Description: If a class is a subclass of another class, then its power class is a subclass of that other class's power class. Left-to-right implication of Exercise 18 of [TakeutiZaring] p. 18. sspwimpALT 39683 is the completed proof in conventional notation of the Virtual Deduction proof http://us.metamath.org/other/completeusersproof/sspwimpaltvd.html. It was completed manually. The potential for automated derivation from the VD proof exists. See wvd1 39310 for a description of Virtual Deduction. Some sub-theorems of the proof were completed using a unification deduction (e.g., the sub-theorem whose assertion is step 9 used elpwgded 39305). Unification deductions employ Mario Carneiro's metavariable concept.

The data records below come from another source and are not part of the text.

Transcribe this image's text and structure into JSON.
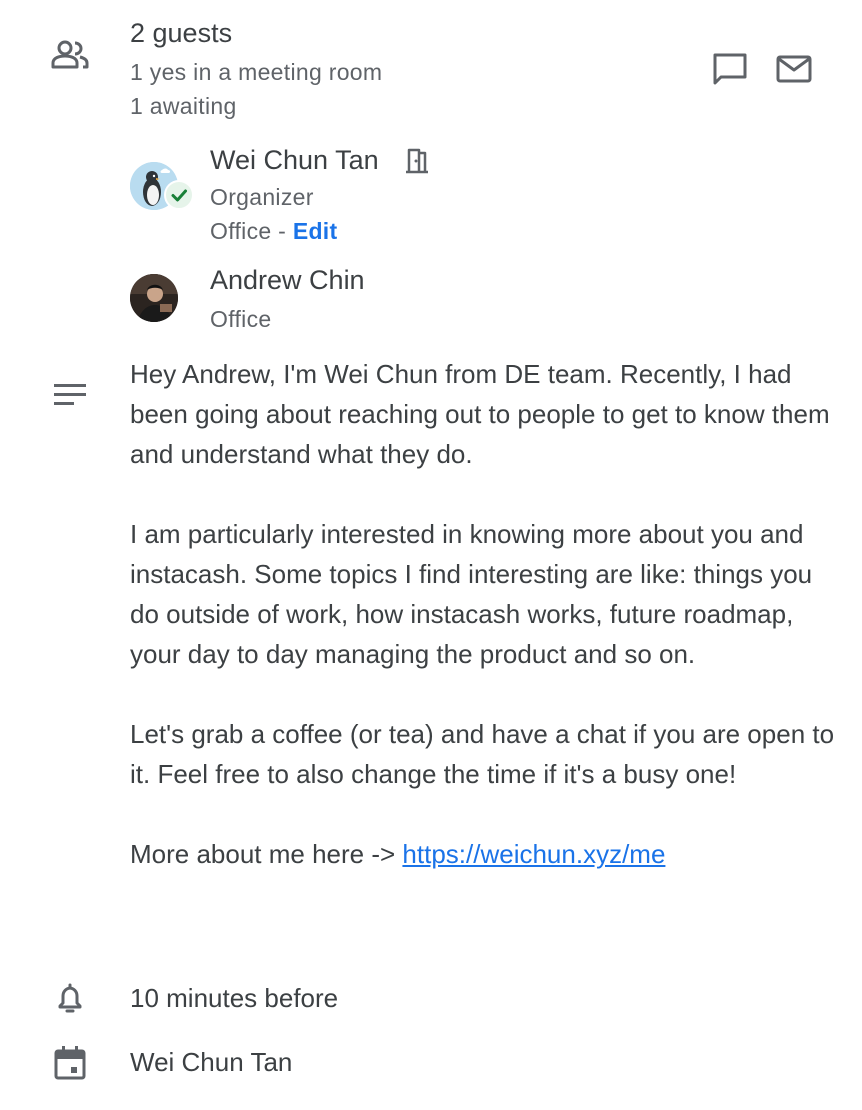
{
  "guests": {
    "title": "2 guests",
    "summary_yes": "1 yes in a meeting room",
    "summary_awaiting": "1 awaiting",
    "icon": "people-icon",
    "actions": [
      {
        "icon": "chat-icon"
      },
      {
        "icon": "email-icon"
      }
    ],
    "list": [
      {
        "name": "Wei Chun Tan",
        "role": "Organizer",
        "location": "Office",
        "separator": " - ",
        "edit_label": "Edit",
        "status": "accepted",
        "badge_icon": "check-icon",
        "room_icon": "meeting-room-icon",
        "avatar": "penguin-avatar"
      },
      {
        "name": "Andrew Chin",
        "location": "Office",
        "avatar": "photo-avatar"
      }
    ]
  },
  "description": {
    "icon": "notes-icon",
    "paragraphs": [
      "Hey Andrew, I'm Wei Chun from DE team. Recently, I had been going about reaching out to people to get to know them and understand what they do.",
      "I am particularly interested in knowing more about you and instacash. Some topics I find interesting are like: things you do outside of work, how instacash works, future roadmap, your day to day managing the product and so on.",
      "Let's grab a coffee (or tea) and have a chat if you are open to it. Feel free to also change the time if it's a busy one!"
    ],
    "more_prefix": "More about me here -> ",
    "more_link": "https://weichun.xyz/me"
  },
  "reminder": {
    "icon": "bell-icon",
    "text": "10 minutes before"
  },
  "calendar": {
    "icon": "calendar-icon",
    "text": "Wei Chun Tan"
  },
  "colors": {
    "text": "#3c4043",
    "secondary": "#5f6368",
    "accent": "#1a73e8",
    "success": "#188038"
  }
}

Some sub-theorems were completed using a unification theorem (e.g., the sub-theorem whose assertion is step 5 used elpwi 4307). (Contributed by Alan Sare, 3-Dec-2015.) (Proof modification is discouraged.) (New usage is discouraged.)

Assertion

Ref	Expression
sspwimpALT	⊢ (𝐴 ⊆ 𝐵 → 𝒫 𝐴 ⊆ 𝒫 𝐵)

Proof of Theorem sspwimpALT

Dummy variable 𝑥 is distinct from all other variables.

Step	Hyp	Ref	Expression
1		vex 3354	. . . . . . . 8 ⊢ 𝑥 ∈ V
2	1	a1i 11	. . . . . . 7 ⊢ (⊤ → 𝑥 ∈ V)
3		id 22	. . . . . . . . 9 ⊢ (𝑥 ∈ 𝒫 𝐴 → 𝑥 ∈ 𝒫 𝐴)
4		elpwi 4307	. . . . . . . . 9 ⊢ (𝑥 ∈ 𝒫 𝐴 → 𝑥 ⊆ 𝐴)
5	3, 4	syl 17	. . . . . . . 8 ⊢ (𝑥 ∈ 𝒫 𝐴 → 𝑥 ⊆ 𝐴)
6		id 22	. . . . . . . 8 ⊢ (𝐴 ⊆ 𝐵 → 𝐴 ⊆ 𝐵)
7	5, 6	sylan9ssr 3766	. . . . . . 7 ⊢ ((𝐴 ⊆ 𝐵 ∧ 𝑥 ∈ 𝒫 𝐴) → 𝑥 ⊆ 𝐵)
8	2, 7	elpwgded 39305	. . . . . 6 ⊢ ((⊤ ∧ (𝐴 ⊆ 𝐵 ∧ 𝑥 ∈ 𝒫 𝐴)) → 𝑥 ∈ 𝒫 𝐵)
9	8	uunT1 39532	. . . . 5 ⊢ ((𝐴 ⊆ 𝐵 ∧ 𝑥 ∈ 𝒫 𝐴) → 𝑥 ∈ 𝒫 𝐵)
10	9	ex 397	. . . 4 ⊢ (𝐴 ⊆ 𝐵 → (𝑥 ∈ 𝒫 𝐴 → 𝑥 ∈ 𝒫 𝐵))
11	10	alrimiv 2007	. . 3 ⊢ (𝐴 ⊆ 𝐵 → ∀𝑥(𝑥 ∈ 𝒫 𝐴 → 𝑥 ∈ 𝒫 𝐵))
12		dfss2 3740	. . . 4 ⊢ (𝒫 𝐴 ⊆ 𝒫 𝐵 ↔ ∀𝑥(𝑥 ∈ 𝒫 𝐴 → 𝑥 ∈ 𝒫 𝐵))
13	12	biimpri 218	. . 3 ⊢ (∀𝑥(𝑥 ∈ 𝒫 𝐴 → 𝑥 ∈ 𝒫 𝐵) → 𝒫 𝐴 ⊆ 𝒫 𝐵)
14	11, 13	syl 17	. 2 ⊢ (𝐴 ⊆ 𝐵 → 𝒫 𝐴 ⊆ 𝒫 𝐵)
15	14	idiALT 39208	1 ⊢ (𝐴 ⊆ 𝐵 → 𝒫 𝐴 ⊆ 𝒫 𝐵)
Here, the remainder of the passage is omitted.